Earlier this fall, the House Oversight and Reform Committee held a hearing about the oil industry’s decades-long climate disinformation campaign, inviting the heads of BP, Chevron, ExxonMobil and Shell—along with their counterparts at the US Chamber of Commerce and the American Petroleum Institute (API), the US oil industry’s largest trade association—to testify under oath.
What came out of their mouths? A gusher of disinformation.
It is well documented by journalists, legislators, academics and public interest groups such as my organization, the Union of Concerned Scientists (UCS), that the oil industry has spent hundreds of millions of dollars over the last 20 years on political campaigns, super PACs, lobbying, advertising, bogus scientific studies, and a network of libertarian think tanks and advocacy groups to manufacture doubt about climate science and prevent government action.

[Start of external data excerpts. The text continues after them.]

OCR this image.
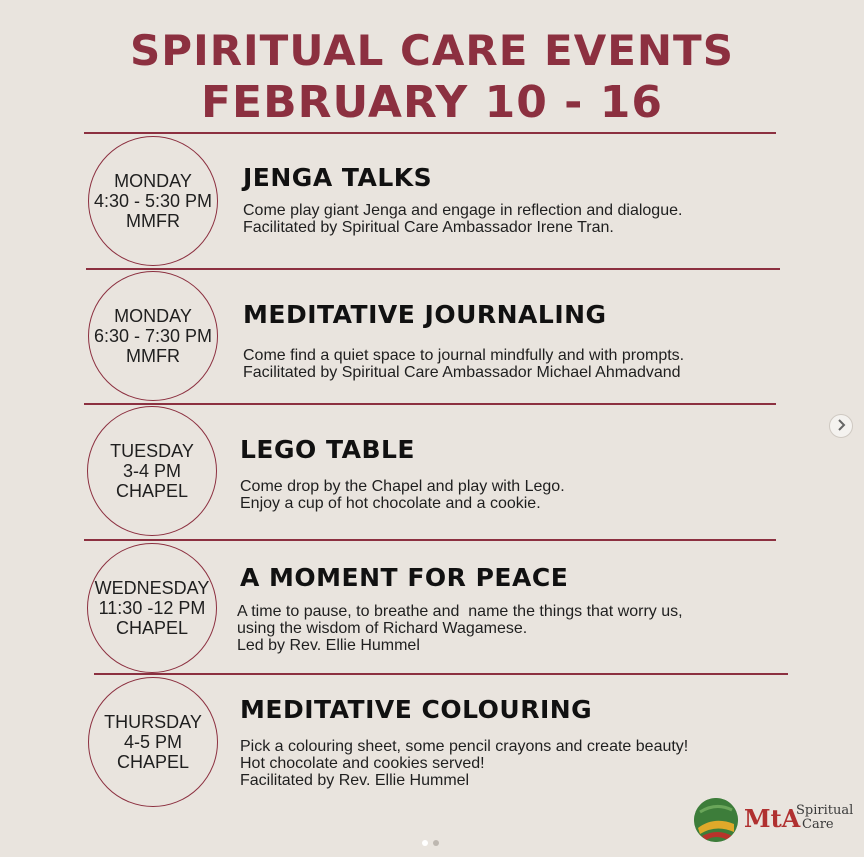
SPIRITUAL CARE EVENTS
FEBRUARY 10 - 16
MONDAY
4:30 - 5:30 PM
MMFR
JENGA TALKS
Come play giant Jenga and engage in reflection and dialogue.
Facilitated by Spiritual Care Ambassador Irene Tran.
MONDAY
6:30 - 7:30 PM
MMFR
MEDITATIVE JOURNALING
Come find a quiet space to journal mindfully and with prompts.
Facilitated by Spiritual Care Ambassador Michael Ahmadvand
TUESDAY
3-4 PM
CHAPEL
LEGO TABLE
Come drop by the Chapel and play with Lego.
Enjoy a cup of hot chocolate and a cookie.
WEDNESDAY
11:30 -12 PM
CHAPEL
A MOMENT FOR PEACE
A time to pause, to breathe and  name the things that worry us,
using the wisdom of Richard Wagamese.
Led by Rev. Ellie Hummel
THURSDAY
4-5 PM
CHAPEL
MEDITATIVE COLOURING
Pick a colouring sheet, some pencil crayons and create beauty!
Hot chocolate and cookies served!
Facilitated by Rev. Ellie Hummel
MtA
Spiritual
Care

Nevertheless, the executives strenuously denied spreading climate science denial at the October 28 hearing. At the same time, they all flatly refused to: stop funding groups that are promoting climate disinformation, commit to an independent audit to verify that they are not funding climate science denial, or stop spending money to oppose efforts to reduce carbon emissions and address climate change.
Given the unprecedented nature of the hearing, it attracted its share of news media attention, but there was no way for reporters on a tight deadline to capture all of the hot air released that day. So I sat down, caffeinated up, and forced myself to watch every minute of it again to drill below the surface.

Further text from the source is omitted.